Musculoskeletal Imaging

Insufficiency fracture

a fracture related to application of a normal force to abnormal bone. Insufficiency fractures are one of the two main types of stress fracture and occur when a normal stress is placed on a bone with deficient elasticity. Insufficiency fractures can occur at almost any skeletal site and are associated with diverse conditions, including rheumatoid arthritis, osteoporosis, Pagets disease, osteomalacia or rickets, renal osteodystrophy and irradiation. Routine radiography is essential in the diagnosis of stress fractures, but bone scintigraphy has greater diagnostic sensitivity. On bone scans, such fractures show fusiform, sharply marginated areas of increased radionuclide activity. In addition, MR imaging is as sensitive as scintigraphy but has superior specificity in the assessment of stress (insufficiency) fractures.
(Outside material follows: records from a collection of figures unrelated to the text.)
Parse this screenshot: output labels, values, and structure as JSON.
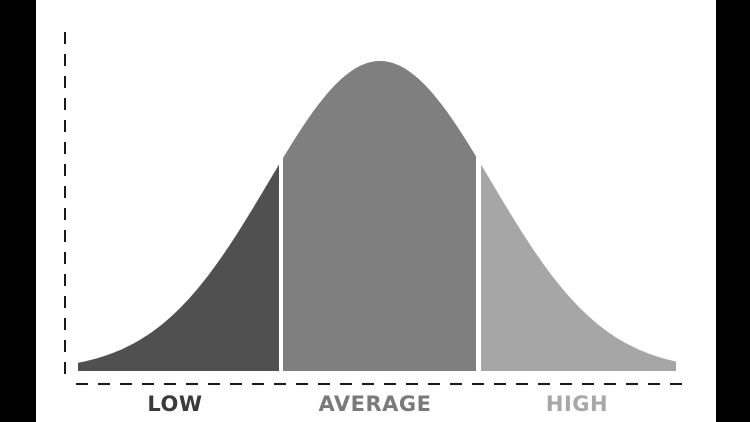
{
  "labels": {
    "low": "LOW",
    "average": "AVERAGE",
    "high": "HIGH"
  },
  "colors": {
    "background": "#ffffff",
    "letterbox": "#000000",
    "low_region": "#505050",
    "average_region": "#7f7f7f",
    "high_region": "#a6a6a6",
    "low_label": "#3a3a3a",
    "average_label": "#7a7a7a",
    "high_label": "#a8a8a8",
    "axis": "#1a1a1a"
  }
}
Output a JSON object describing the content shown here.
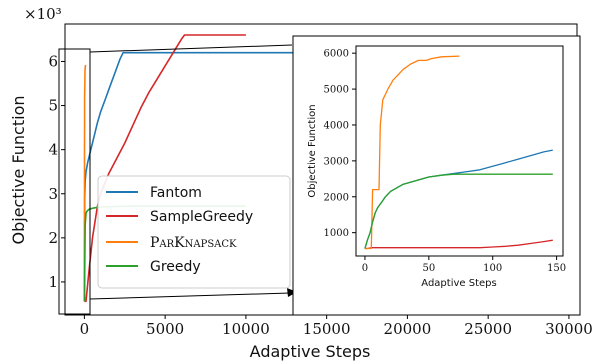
{
  "chart_data": [
    {
      "type": "line",
      "panel": "main",
      "multiplier_label": "×10³",
      "xlabel": "Adaptive Steps",
      "ylabel": "Objective Function",
      "xlim": [
        -1200,
        30500
      ],
      "ylim": [
        0.25,
        6.85
      ],
      "xticks": [
        0,
        5000,
        10000,
        15000,
        20000,
        25000,
        30000
      ],
      "yticks": [
        1,
        2,
        3,
        4,
        5,
        6
      ],
      "legend_position": "center-right",
      "series": [
        {
          "name": "Fantom",
          "color": "#1f77b4",
          "x": [
            0,
            20,
            50,
            100,
            150,
            200,
            400,
            600,
            800,
            1000,
            1300,
            1600,
            1900,
            2200,
            2400,
            2600,
            29300
          ],
          "y": [
            0.56,
            2.9,
            3.3,
            3.5,
            3.6,
            3.7,
            4.0,
            4.3,
            4.6,
            4.85,
            5.15,
            5.45,
            5.75,
            6.05,
            6.2,
            6.2,
            6.2
          ]
        },
        {
          "name": "SampleGreedy",
          "color": "#d62728",
          "x": [
            0,
            100,
            300,
            500,
            800,
            1000,
            1500,
            2000,
            2500,
            3000,
            3500,
            4000,
            4500,
            5000,
            5500,
            6000,
            6200,
            7000,
            10000
          ],
          "y": [
            0.56,
            0.56,
            1.3,
            2.0,
            2.7,
            3.0,
            3.45,
            3.8,
            4.15,
            4.55,
            4.95,
            5.3,
            5.6,
            5.9,
            6.2,
            6.5,
            6.6,
            6.6,
            6.6
          ]
        },
        {
          "name": "ParKnapsack",
          "color": "#ff7f0e",
          "x": [
            0,
            5,
            8,
            10,
            12,
            15,
            20,
            30,
            40,
            50,
            60,
            74
          ],
          "y": [
            0.56,
            2.2,
            3.0,
            4.0,
            4.7,
            5.2,
            5.3,
            5.6,
            5.8,
            5.85,
            5.9,
            5.92
          ]
        },
        {
          "name": "Greedy",
          "color": "#2ca02c",
          "x": [
            0,
            50,
            100,
            150,
            300,
            600,
            1000,
            3000,
            10000
          ],
          "y": [
            0.56,
            2.3,
            2.55,
            2.6,
            2.65,
            2.68,
            2.7,
            2.72,
            2.72
          ]
        }
      ]
    },
    {
      "type": "line",
      "panel": "inset",
      "xlabel": "Adaptive Steps",
      "ylabel": "Objective Function",
      "xlim": [
        -7,
        155
      ],
      "ylim": [
        350,
        6200
      ],
      "xticks": [
        0,
        50,
        100,
        150
      ],
      "yticks": [
        1000,
        2000,
        3000,
        4000,
        5000,
        6000
      ],
      "series": [
        {
          "name": "Fantom",
          "color": "#1f77b4",
          "x": [
            0,
            2,
            4,
            6,
            8,
            10,
            13,
            16,
            20,
            25,
            30,
            40,
            50,
            60,
            70,
            80,
            90,
            100,
            110,
            120,
            130,
            140,
            147
          ],
          "y": [
            560,
            800,
            1000,
            1300,
            1550,
            1700,
            1850,
            2000,
            2150,
            2250,
            2350,
            2450,
            2550,
            2600,
            2650,
            2700,
            2750,
            2850,
            2950,
            3050,
            3150,
            3250,
            3300
          ]
        },
        {
          "name": "SampleGreedy",
          "color": "#d62728",
          "x": [
            0,
            2,
            5,
            20,
            50,
            90,
            100,
            110,
            120,
            130,
            140,
            147
          ],
          "y": [
            560,
            560,
            580,
            580,
            580,
            580,
            600,
            620,
            650,
            700,
            750,
            790
          ]
        },
        {
          "name": "ParKnapsack",
          "color": "#ff7f0e",
          "x": [
            0,
            5,
            6,
            11,
            12,
            14,
            18,
            22,
            26,
            30,
            36,
            42,
            48,
            52,
            60,
            74
          ],
          "y": [
            560,
            560,
            2200,
            2200,
            4000,
            4700,
            5000,
            5250,
            5400,
            5550,
            5700,
            5800,
            5800,
            5850,
            5900,
            5920
          ]
        },
        {
          "name": "Greedy",
          "color": "#2ca02c",
          "x": [
            0,
            2,
            4,
            6,
            8,
            10,
            13,
            16,
            20,
            25,
            30,
            40,
            50,
            60,
            70,
            80,
            90,
            100,
            147
          ],
          "y": [
            560,
            800,
            1000,
            1300,
            1550,
            1700,
            1850,
            2000,
            2150,
            2250,
            2350,
            2450,
            2550,
            2600,
            2630,
            2630,
            2630,
            2630,
            2630
          ]
        }
      ]
    }
  ]
}
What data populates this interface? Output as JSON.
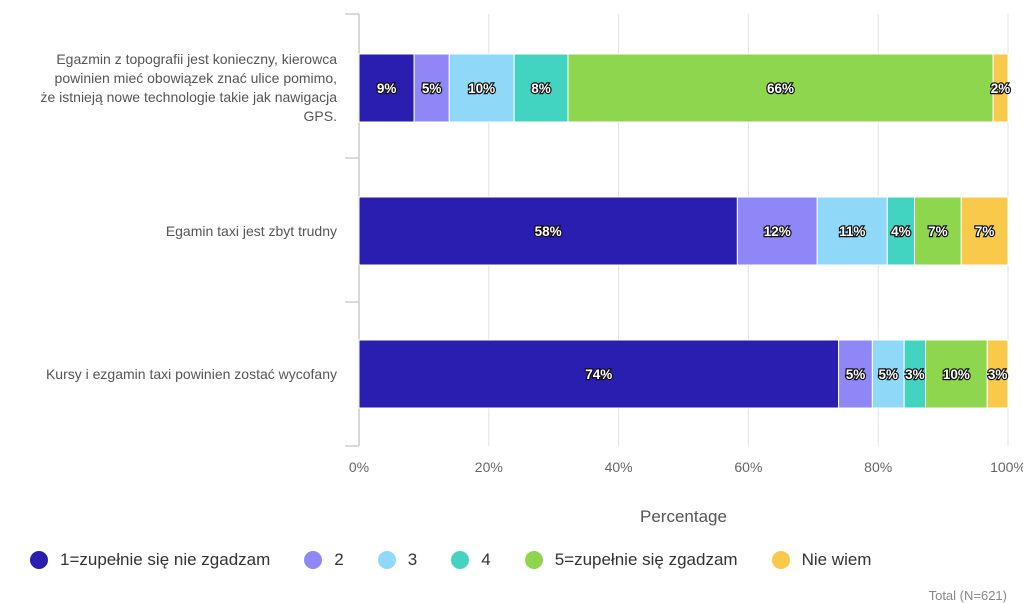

On MR images stress fractures commonly appear as a linear zone of low signal intensity surrounded by a broader, poorly defined area of slightly higher (although still low) signal intensity on T1-weighted spin-echo images and as a linear area of low signal intensity surrounded by a broader region of high signal intensity on T2-weighted spin-echo images. (See acetabulum (III:1), Fig. 1, anticonvulsant drugs (III:1), Fig. 1).